Taoiseach brushes aside Sinn Féin calls to delay carbon tax hikes

Micheál Martin also said the energy supply and price crisis must not stop climate action

Taoiseach Micheál Martin concerned some EU countries may use the energy crisis to dodge their agreed obligations to deal with climate change

John Downing

Taoiseach Micheál Martin has warned that the western world’s crisis of energy price and supply cannot become an alibi to shirk climate change obligations, which includes a hike in carbon taxes.

Mr Martin brushed aside Sinn Féin calls to delay carbon tax increases and he argued the Government agreed last year on a nine-year scheme of increases to ensure Ireland would not be blown off track by “political rough periods”.

The Taoiseach was reflecting on the informal meeting of EU leaders in Slovenia on Tuesday and Wednesday this week, where discussions also included prospects on a common front to deal with the upcoming winter energy crisis with scarcity, distribution issues and price spirals.

Mr Martin said EU leaders at their summit had discussed the prospect of the European Commission, following on from its role in procuring Covid-19 vaccines, coordinating the bulk purchase of fuels like gas and oil.

He said the eventual success of the bulk purchase of vaccines had given this idea a considerable boost.

The Taoiseach said Ireland favoured this principle. But he added that the EU is far from the point of adopting that common energy-buying policy because of complications involving national energy policies.

The Taoiseach said he was concerned some EU countries may use the energy crisis of rising prices and supply problems to dodge their agreed obligations to deal with climate change. “We’ve got to watch that space politically. We can’t allow this crisis to derail the medium and long-term imperative of meeting our climate change targets,” Mr Martin said.

Mr Martin also brushed aside calls by Sinn Féin to delay carbon tax increases which are set by law to rise each year between now and 2029.

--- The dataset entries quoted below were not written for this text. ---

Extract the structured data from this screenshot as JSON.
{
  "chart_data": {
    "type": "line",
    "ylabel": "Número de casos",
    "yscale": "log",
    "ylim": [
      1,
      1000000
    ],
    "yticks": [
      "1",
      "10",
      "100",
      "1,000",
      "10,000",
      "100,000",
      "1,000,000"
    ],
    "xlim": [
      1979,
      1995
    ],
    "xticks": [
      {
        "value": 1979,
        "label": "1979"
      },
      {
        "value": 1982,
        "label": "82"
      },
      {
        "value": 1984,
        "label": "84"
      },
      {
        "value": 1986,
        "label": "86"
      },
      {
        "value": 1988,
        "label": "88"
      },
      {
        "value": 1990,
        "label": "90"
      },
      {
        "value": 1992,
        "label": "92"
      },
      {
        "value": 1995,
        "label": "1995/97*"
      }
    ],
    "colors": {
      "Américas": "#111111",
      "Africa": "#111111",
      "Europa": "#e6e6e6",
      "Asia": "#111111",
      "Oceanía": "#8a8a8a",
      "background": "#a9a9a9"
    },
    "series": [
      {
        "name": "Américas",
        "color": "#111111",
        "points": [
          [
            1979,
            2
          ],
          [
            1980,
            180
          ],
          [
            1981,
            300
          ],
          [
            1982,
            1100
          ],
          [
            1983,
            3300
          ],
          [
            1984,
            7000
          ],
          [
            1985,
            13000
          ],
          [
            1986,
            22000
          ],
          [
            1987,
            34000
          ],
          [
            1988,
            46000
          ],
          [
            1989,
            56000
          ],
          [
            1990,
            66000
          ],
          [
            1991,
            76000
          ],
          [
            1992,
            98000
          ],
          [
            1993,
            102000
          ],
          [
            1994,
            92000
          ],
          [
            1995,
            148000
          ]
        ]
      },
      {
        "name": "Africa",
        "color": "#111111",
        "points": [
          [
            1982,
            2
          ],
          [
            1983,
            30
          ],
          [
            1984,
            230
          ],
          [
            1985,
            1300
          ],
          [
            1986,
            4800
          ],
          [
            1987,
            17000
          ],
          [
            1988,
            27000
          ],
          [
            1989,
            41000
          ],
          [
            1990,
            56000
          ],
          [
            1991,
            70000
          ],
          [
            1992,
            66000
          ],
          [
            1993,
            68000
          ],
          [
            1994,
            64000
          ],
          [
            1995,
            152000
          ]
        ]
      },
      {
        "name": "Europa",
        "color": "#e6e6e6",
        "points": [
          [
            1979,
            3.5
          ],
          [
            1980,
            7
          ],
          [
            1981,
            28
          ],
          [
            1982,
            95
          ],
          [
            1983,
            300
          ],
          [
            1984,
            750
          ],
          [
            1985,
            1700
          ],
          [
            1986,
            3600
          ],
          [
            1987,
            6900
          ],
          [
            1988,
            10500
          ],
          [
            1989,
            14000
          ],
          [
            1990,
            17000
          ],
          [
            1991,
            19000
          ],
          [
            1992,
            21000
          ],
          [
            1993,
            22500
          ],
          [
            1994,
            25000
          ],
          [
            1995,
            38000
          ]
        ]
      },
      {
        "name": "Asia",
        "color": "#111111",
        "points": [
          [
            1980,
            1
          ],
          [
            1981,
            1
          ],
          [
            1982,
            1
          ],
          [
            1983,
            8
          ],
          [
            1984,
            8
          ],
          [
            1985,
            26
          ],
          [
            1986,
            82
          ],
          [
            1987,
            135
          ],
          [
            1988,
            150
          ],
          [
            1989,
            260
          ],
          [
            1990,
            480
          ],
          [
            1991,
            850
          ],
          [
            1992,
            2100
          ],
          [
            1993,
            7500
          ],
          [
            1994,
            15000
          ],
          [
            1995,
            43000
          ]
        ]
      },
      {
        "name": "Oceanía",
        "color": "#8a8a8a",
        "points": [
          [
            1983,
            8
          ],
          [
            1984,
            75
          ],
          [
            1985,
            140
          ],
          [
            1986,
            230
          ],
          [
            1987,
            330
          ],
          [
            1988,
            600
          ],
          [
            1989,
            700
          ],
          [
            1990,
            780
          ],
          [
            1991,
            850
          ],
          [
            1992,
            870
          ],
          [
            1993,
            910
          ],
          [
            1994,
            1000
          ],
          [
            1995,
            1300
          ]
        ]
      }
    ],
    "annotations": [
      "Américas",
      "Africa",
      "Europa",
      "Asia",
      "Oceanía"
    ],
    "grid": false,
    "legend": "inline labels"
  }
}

“That’s why we legislated last year to make this an annual event in anticipation of ‘rough periods politically’ like this one,” the Taoiseach.

He added that Ireland needed to build up a fund, via carbon taxes, to fund retrofitting insulation to homes, promote environmentally friendly farming, and crucially protect families at risk from fuel poverty.

The Taoiseach was speaking at the new Technological University Dublin, based in Grangegorman, which amalgamates many of the great technical colleges in the capital. Mr Martin launched a programme dubbed ‘Convene’, which is a collaboration between the Technological University Dublin and UCD Innovation Academy, linking into industry for research, education and training.

The Convene programme was awarded €17.5m by the Further Education Minister Simon Harris in 2020.

The Taoiseach said it had the potential to build effective links between business and education to drive Ireland’s economic development.

Mr Martin was speaking ahead of a special Cabinet meeting which decided to fall into line with 140 countries to imposing a minimum 15pc company tax rate – up from the current rate of 12.5pc – on multinational companies in this country.

Mr Martin insisted Ireland’s investment in education, especially beginning with Donogh O’Malley’s free secondary education in 1967, had played a huge part in attracting jobs to Ireland, and so did Ireland’s EU membership, which remains central to job creation.

He said the 12.5pc company tax rate was important also – but by no means central to the key incentives.